Katz claims not having spoken with LePage directly about the bill, but had heard second- and third-hand that the governor has no interest in putting the bill into effect, even if passed and made law. He hopes LePage will come to his senses, as he says, “To me, there are only two groups of people who ought to be wanting to make sure this regulatory system gets put in place: People who want legalization of marijuana and people who do not want legalization.”


Republican from Windham, Representative Patrick Corey, chided his co-workers for spouting hearsay. However, Representative Kimberly Monaghan, a Democrat from Cape Elizabeth, considers LePage’s actions louder than his words. “I think it is wildly inappropriate that we have not had any type of assistance from agencies when we needed it most,” she said. “It is obvious. It is not like we are imagining things.”


Members of the committee tried to find ways that would force LePage’s hand. They wrote default measures into the bill, such as permitting caregivers to supply recreational weed if the state fails to issue licenses in time, as well as deadlines for action. However, the committee heard from analysts that there is no way for force the state to issue licenses, as its agencies must first create a rulemaking system before they can even start accepting applications for them.

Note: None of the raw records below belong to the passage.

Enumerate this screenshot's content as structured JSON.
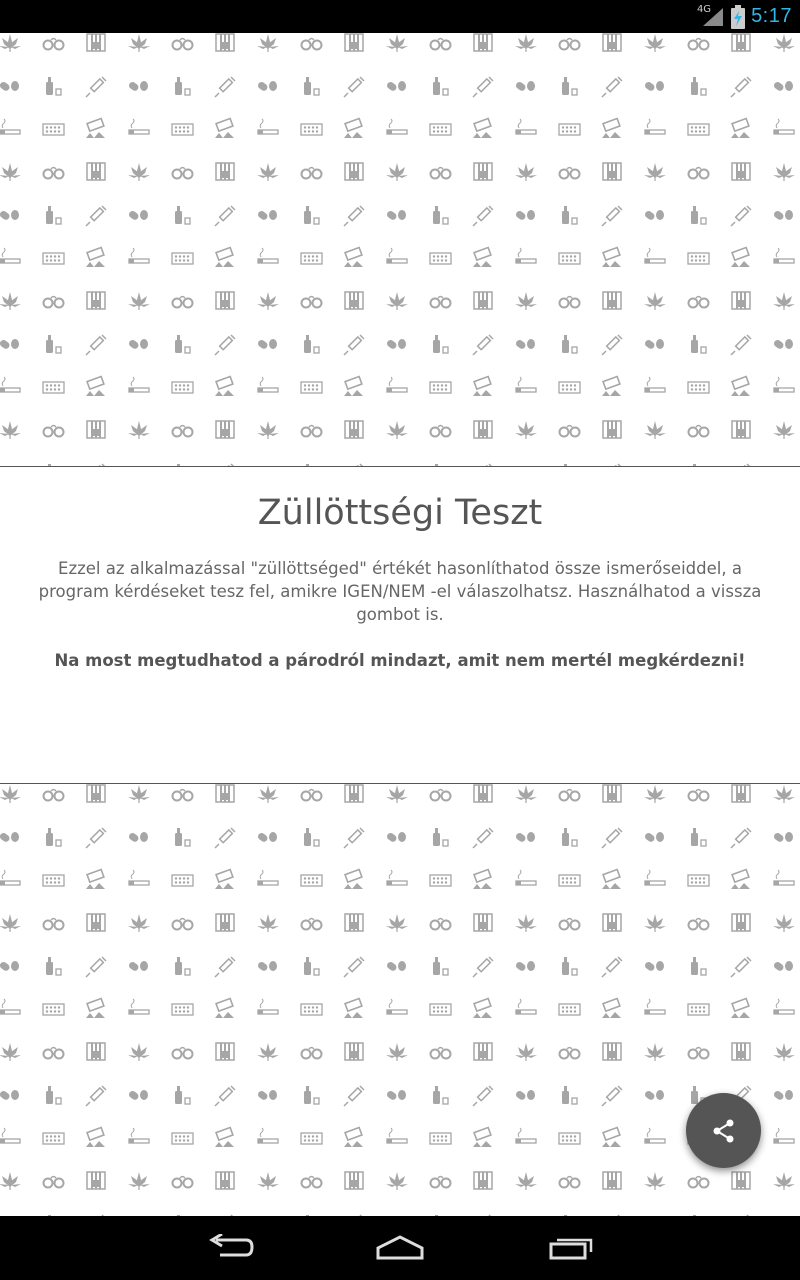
{
  "status_bar": {
    "network_type": "4G",
    "time": "5:17",
    "icons": [
      "signal-icon",
      "battery-charging-icon"
    ]
  },
  "background_pattern": {
    "icons": [
      "cannabis-leaf-icon",
      "handcuffs-icon",
      "prison-bars-icon",
      "pills-icon",
      "bottle-glass-icon",
      "syringe-icon",
      "cigarette-icon",
      "pill-blister-icon",
      "powder-card-icon"
    ],
    "color": "#a6a6a6"
  },
  "intro": {
    "title": "Züllöttségi Teszt",
    "description": "Ezzel az alkalmazással \"züllöttséged\" értékét hasonlíthatod össze ismerőseiddel, a program kérdéseket tesz fel, amikre IGEN/NEM -el válaszolhatsz. Használhatod a vissza gombot is.",
    "tagline": "Na most megtudhatod a párodról mindazt, amit nem mertél megkérdezni!"
  },
  "fab": {
    "icon": "share-icon",
    "color": "#555555"
  },
  "nav_bar": {
    "buttons": [
      "back-icon",
      "home-icon",
      "recent-apps-icon"
    ]
  }
}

Even as legalization advocates look forward to the forthcoming special Legislative session, they are celebrating the committee’s vote. However, they believe that they will need at least a two-thirds majority vote in the session to override the expected veto from LePage’s administration. LePage himself has yet to say whether he will veto a bill to legalize weed, but he has spoken against doing so in the past.


Advocacy groups are now hoping that he will honor a pledge made during his re-election campaign that he would support the will of the people on the issue of legalization. “I think this is going to be a successful implementation of what the citizens voted on. It is not the exact language that the citizens voted on, but it involved a lot of stakeholders and it went through a robust review process.”

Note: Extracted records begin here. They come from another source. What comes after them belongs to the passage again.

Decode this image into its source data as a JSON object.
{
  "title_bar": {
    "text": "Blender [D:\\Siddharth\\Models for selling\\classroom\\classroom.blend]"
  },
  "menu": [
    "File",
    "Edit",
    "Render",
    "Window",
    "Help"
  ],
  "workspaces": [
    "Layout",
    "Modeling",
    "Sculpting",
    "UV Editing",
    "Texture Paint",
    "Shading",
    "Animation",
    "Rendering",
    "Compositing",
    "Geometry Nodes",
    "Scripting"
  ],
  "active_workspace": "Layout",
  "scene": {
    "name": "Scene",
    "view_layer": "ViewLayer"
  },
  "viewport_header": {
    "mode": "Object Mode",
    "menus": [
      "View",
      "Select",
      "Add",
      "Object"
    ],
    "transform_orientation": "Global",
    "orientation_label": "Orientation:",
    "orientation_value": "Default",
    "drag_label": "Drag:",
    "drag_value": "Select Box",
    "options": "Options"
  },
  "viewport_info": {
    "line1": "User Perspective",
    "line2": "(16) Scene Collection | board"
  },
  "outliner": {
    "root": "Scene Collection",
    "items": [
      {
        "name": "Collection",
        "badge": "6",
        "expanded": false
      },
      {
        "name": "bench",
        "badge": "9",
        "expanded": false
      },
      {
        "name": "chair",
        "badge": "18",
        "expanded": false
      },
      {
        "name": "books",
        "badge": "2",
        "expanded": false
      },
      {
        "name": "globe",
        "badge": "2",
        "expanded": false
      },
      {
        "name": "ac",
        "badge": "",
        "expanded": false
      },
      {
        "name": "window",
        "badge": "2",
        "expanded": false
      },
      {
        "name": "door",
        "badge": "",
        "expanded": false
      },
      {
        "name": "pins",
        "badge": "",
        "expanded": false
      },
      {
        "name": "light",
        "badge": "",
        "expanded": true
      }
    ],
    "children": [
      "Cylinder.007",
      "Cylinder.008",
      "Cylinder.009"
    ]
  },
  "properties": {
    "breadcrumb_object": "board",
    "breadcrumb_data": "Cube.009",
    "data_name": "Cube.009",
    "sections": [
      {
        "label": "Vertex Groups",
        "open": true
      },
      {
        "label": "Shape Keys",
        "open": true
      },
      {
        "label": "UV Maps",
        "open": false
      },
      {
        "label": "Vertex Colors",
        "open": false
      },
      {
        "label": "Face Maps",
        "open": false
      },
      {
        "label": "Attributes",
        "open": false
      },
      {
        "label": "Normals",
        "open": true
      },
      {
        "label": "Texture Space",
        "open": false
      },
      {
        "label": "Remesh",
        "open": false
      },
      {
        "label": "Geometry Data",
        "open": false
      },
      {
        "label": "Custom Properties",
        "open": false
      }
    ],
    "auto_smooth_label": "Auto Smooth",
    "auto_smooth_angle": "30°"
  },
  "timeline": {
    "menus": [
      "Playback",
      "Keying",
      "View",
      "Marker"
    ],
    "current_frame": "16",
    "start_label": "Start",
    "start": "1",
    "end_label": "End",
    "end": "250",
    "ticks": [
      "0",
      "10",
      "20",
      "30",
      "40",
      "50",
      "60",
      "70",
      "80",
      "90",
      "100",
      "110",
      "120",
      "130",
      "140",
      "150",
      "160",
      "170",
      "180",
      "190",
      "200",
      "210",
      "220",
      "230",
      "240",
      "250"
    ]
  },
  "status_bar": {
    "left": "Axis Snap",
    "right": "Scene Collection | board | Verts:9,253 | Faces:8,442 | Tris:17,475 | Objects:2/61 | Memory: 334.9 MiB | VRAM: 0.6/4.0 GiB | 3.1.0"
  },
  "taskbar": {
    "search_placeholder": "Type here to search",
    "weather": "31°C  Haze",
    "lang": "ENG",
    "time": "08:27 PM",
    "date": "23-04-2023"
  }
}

That is what the president of Legalize Maine, Paul McCarrier, said. He also made the following promise to residents of Maine: “So now we are going to continue to make sure that the citizens’ will gets implemented correctly, and that Maine citizens come first in this new, burgeoning industry.” Director of the Maine chapter of the Marijuana Policy Project expects LePage to veto the bill.


However, despite his belief in an expected veto, David Boyer remains optimistic that the bill will pass into law. He said, “I think we can put together a strong coalition of Republicans and Democrats to get to two-thirds. Not getting two-thirds puts us a year behind opening retail centers and even further behind states like Massachusetts, Nevada, and California, and only encourages the illicit market.”

The two dissenting votes belonged to Corey and Representative Craig Hickman, a Democrat from Winthrop. Corey has objections to the way in which the state would measure cultivated marijuana, and Hickman has concerns about placing limits on personal cultivation on big parcels of rural land. The bill’s final written draft will not emerge until October 10.